Bonus viewing: Money Heist (La Casa de Papel) | We'll come one of these days (maybe after the election but before the end of the Republic?) with a commentary on why Money Heist is a deeply feminist series.


“To rise up against the system is reckless and idealistic – [it’s] Don Quixote!" So learn some Spanish, sing Bella Ciao, fight the power, and enjoy.


Movies

  1. Dangerous Beauty | 1998 review from Roger Ebert: "I am not surprised, as I said, that the screenwriter is a woman. Few movies have been so deliberately told from a woman's point of view."

  2. Miss Representation | "The media is selling young people the idea that girls’ and women’s value lies in their youth, beauty, and sexuality and not in their capacity as leaders. Boys learn that their success is tied to dominance, power, and aggression. We must value people as whole human beings, not gendered stereotypes."

  3. Lady Bird | Greta Gerwig's Lady Bird is, according Richard Brody's review, "full of exquisite dialogue. The experience of watching it for review is the experience of scribbling in the dark as fast as humanly possible, not only to be able to quote it and describe it but, above all, to be able to savor it."

Bonus flick: Greta Gerwig's Frances Ha.


Twitter Follows

  1. Amy Diehl, PhD | CIO Shippensburg U, Researcher, Public Speaker, Traveler, Cyclist, Feminist, Equalist.

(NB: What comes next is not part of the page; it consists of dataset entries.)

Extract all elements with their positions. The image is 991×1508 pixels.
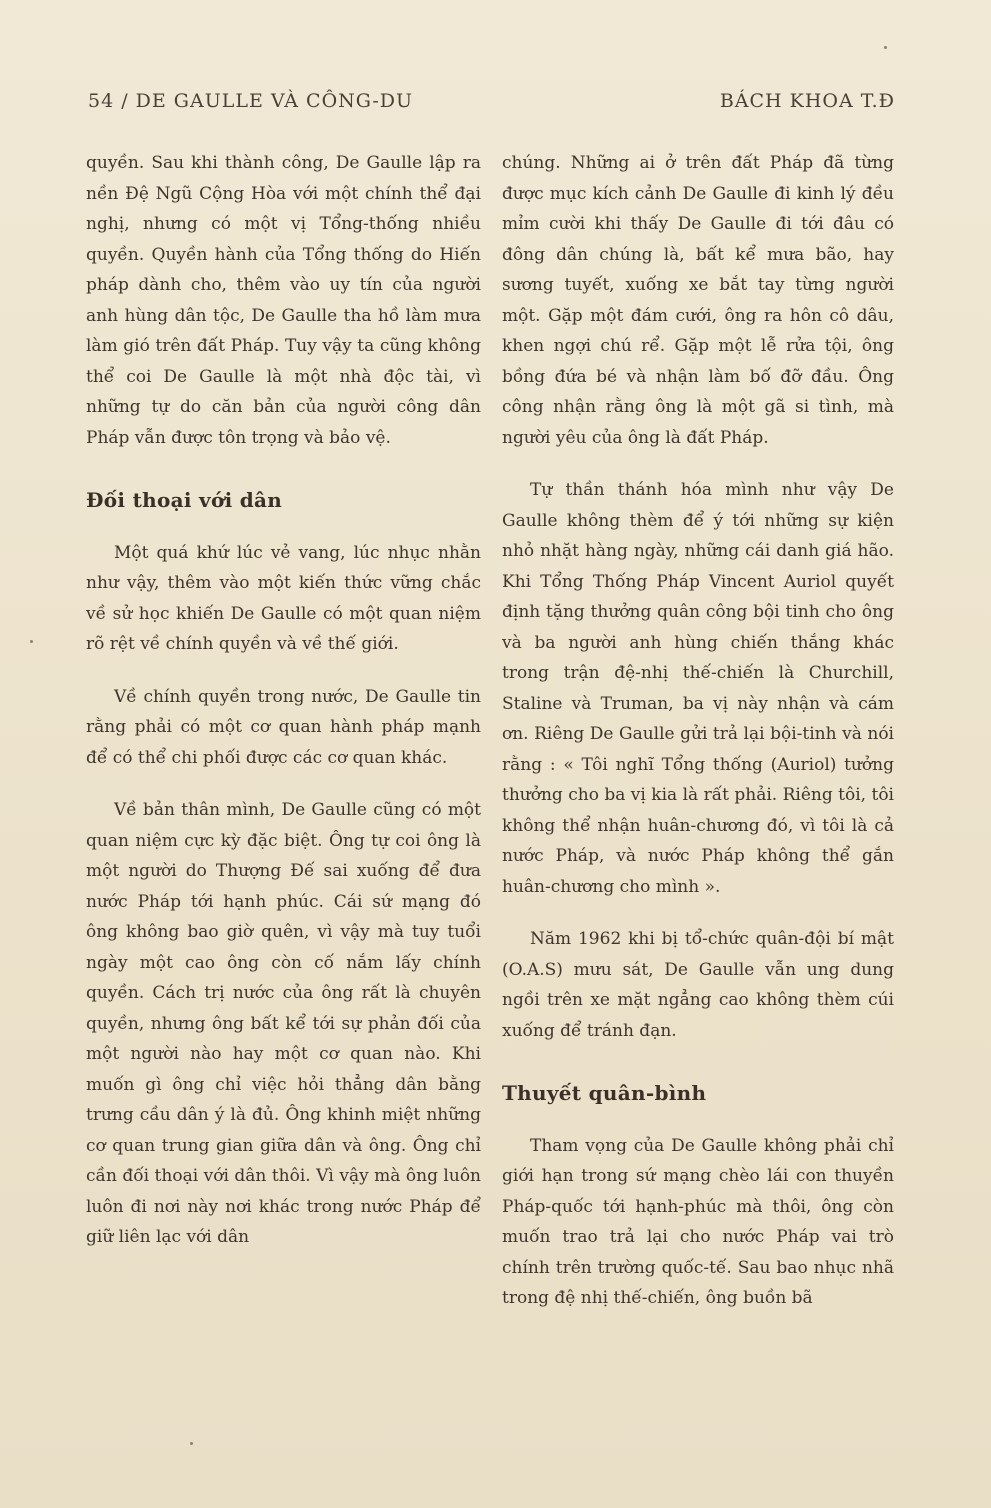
section-heading: Đối thoại với dân	[86, 488, 283, 512]
paper-speck	[884, 46, 887, 49]
paragraph: Về chính quyền trong nước, De Gaulle tin rằng phải có một cơ quan hành pháp mạnh để có thể chi phối được các cơ quan khác.	[86, 686, 481, 768]
paragraph: Tham vọng của De Gaulle không phải chỉ giới hạn trong sứ mạng chèo lái con thuyền Pháp-quốc tới hạnh-phúc mà thôi, ông còn muốn trao trả lại cho nước Pháp vai trò chính trên trường quốc-tế. Sau bao nhục nhã trong đệ nhị thế-chiến, ông buồn bã	[502, 1135, 894, 1308]
paragraph: quyền. Sau khi thành công, De Gaulle lập ra nền Đệ Ngũ Cộng Hòa với một chính thể đại nghị, nhưng có một vị Tổng-thống nhiều quyền. Quyền hành của Tổng thống do Hiến pháp dành cho, thêm vào uy tín của người anh hùng dân tộc, De Gaulle tha hồ làm mưa làm gió trên đất Pháp. Tuy vậy ta cũng không thể coi De Gaulle là một nhà độc tài, vì những tự do căn bản của người công dân Pháp vẫn được tôn trọng và bảo vệ.	[86, 153, 481, 448]
paper-speck	[30, 640, 33, 643]
header-left: 54 / DE GAULLE VÀ CÔNG-DU	[88, 90, 413, 112]
paragraph: chúng. Những ai ở trên đất Pháp đã từng được mục kích cảnh De Gaulle đi kinh lý đều mỉm cười khi thấy De Gaulle đi tới đâu có đông dân chúng là, bất kể mưa bão, hay sương tuyết, xuống xe bắt tay từng người một. Gặp một đám cưới, ông ra hôn cô dâu, khen ngợi chú rể. Gặp một lễ rửa tội, ông bồng đứa bé và nhận làm bố đỡ đầu. Ông công nhận rằng ông là một gã si tình, mà người yêu của ông là đất Pháp.	[502, 153, 894, 448]
paragraph: Tự thần thánh hóa mình như vậy De Gaulle không thèm để ý tới những sự kiện nhỏ nhặt hàng ngày, những cái danh giá hão. Khi Tổng Thống Pháp Vincent Auriol quyết định tặng thưởng quân công bội tinh cho ông và ba người anh hùng chiến thắng khác trong trận đệ-nhị thế-chiến là Churchill, Staline và Truman, ba vị này nhận và cám ơn. Riêng De Gaulle gửi trả lại bội-tinh và nói rằng : « Tôi nghĩ Tổng thống (Auriol) tưởng thưởng cho ba vị kia là rất phải. Riêng tôi, tôi không thể nhận huân-chương đó, vì tôi là cả nước Pháp, và nước Pháp không thể gắn huân-chương cho mình ».	[502, 480, 894, 897]
right-column	[502, 148, 894, 1336]
section-heading: Thuyết quân-bình	[502, 1081, 707, 1105]
paragraph: Một quá khứ lúc vẻ vang, lúc nhục nhằn như vậy, thêm vào một kiến thức vững chắc về sử học khiến De Gaulle có một quan niệm rõ rệt về chính quyền và về thế giới.	[86, 542, 481, 654]
paragraph: Về bản thân mình, De Gaulle cũng có một quan niệm cực kỳ đặc biệt. Ông tự coi ông là một người do Thượng Đế sai xuống để đưa nước Pháp tới hạnh phúc. Cái sứ mạng đó ông không bao giờ quên, vì vậy mà tuy tuổi ngày một cao ông còn cố nắm lấy chính quyền. Cách trị nước của ông rất là chuyên quyền, nhưng ông bất kể tới sự phản đối của một người nào hay một cơ quan nào. Khi muốn gì ông chỉ việc hỏi thẳng dân bằng trưng cầu dân ý là đủ. Ông khinh miệt những cơ quan trung gian giữa dân và ông. Ông chỉ cần đối thoại với dân thôi. Vì vậy mà ông luôn luôn đi nơi này nơi khác trong nước Pháp để giữ liên lạc với dân	[86, 800, 481, 1247]
paper-speck	[190, 1442, 193, 1445]
paragraph: Năm 1962 khi bị tổ-chức quân-đội bí mật (O.A.S) mưu sát, De Gaulle vẫn ung dung ngồi trên xe mặt ngẳng cao không thèm cúi xuống để tránh đạn.	[502, 929, 894, 1041]
header-right: BÁCH KHOA T.Đ	[719, 90, 895, 112]
page-header	[88, 90, 895, 124]
left-column	[86, 148, 481, 1275]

She/her. See my latest gender bias research: http://bit.ly/GBias2

  2. Tressie McMillan Cottom, PhD | I am writing about Vivians & white lady camps & hustling. It makes sense to me.

  3. Rabbi Danya Ruttenberg | Rabbi & author. Next book on repentance & repair in the public square, out 2022. Bylines NYT, WaPo, Atlantic etc. Scholar in Residence @NCJW. Opinions mine.

Recipes

  1. Dutch baby | In our house, these are known as puffy pancakes. Pretty fun to put a pancake in the oven, watch it puff up, and then drop whatever yummy fruit you have right into the center of that gorgeous poof and sprinkle powdered sugar over the whole entire thing.

  2. Peach cobbler | Smitten Kitchen has you covered once again. Use the last of your summer peaches and make yourself a dessert/breakfast treat right now. (Also good mid-winter if you go ahead and freeze some of those peaches right this minute.)

  3. Egg bake | Five-ish eggs whisked to a froth, dash of milk, S&P, stale bread, leftover veg, whatever other yummy bits you have lying around, cheese. Pour it all together in a ceramic baking dish, cover in the fridge overnight, add more egg and milk in the morning if you need to, cook for ~35 min at 350.

Opinions

  1. Make a voting plan. Make it right now. Here is some key info to help you think through your options in advance. Why a voting plan? It is much more likely that you'll cast a ballot if you make a plan. What method? What day? What's your back up plan? How will you celebrate? Check out vote.org for more assistance and ideas. And statewide, nonpartisan orgs like Equality State Policy Center will be rolling out voter checklists and voting plan templates to help you out!

  2. Support women running for office. Research from our friends at RepresentWomen shows that donors and PACs give less to female candidates. One of the ways that we can break the cycle and elect more women? Give more dollars to women who are running! Cowgirl Run Fund can help.

  3. "There are, in history, what you could call ‘plastic hours,’” the philosopher Gershom Scholem once said. “Namely, crucial moments when it is possible to act. If you move then, something happens.” This is a plastic hour. Let's move.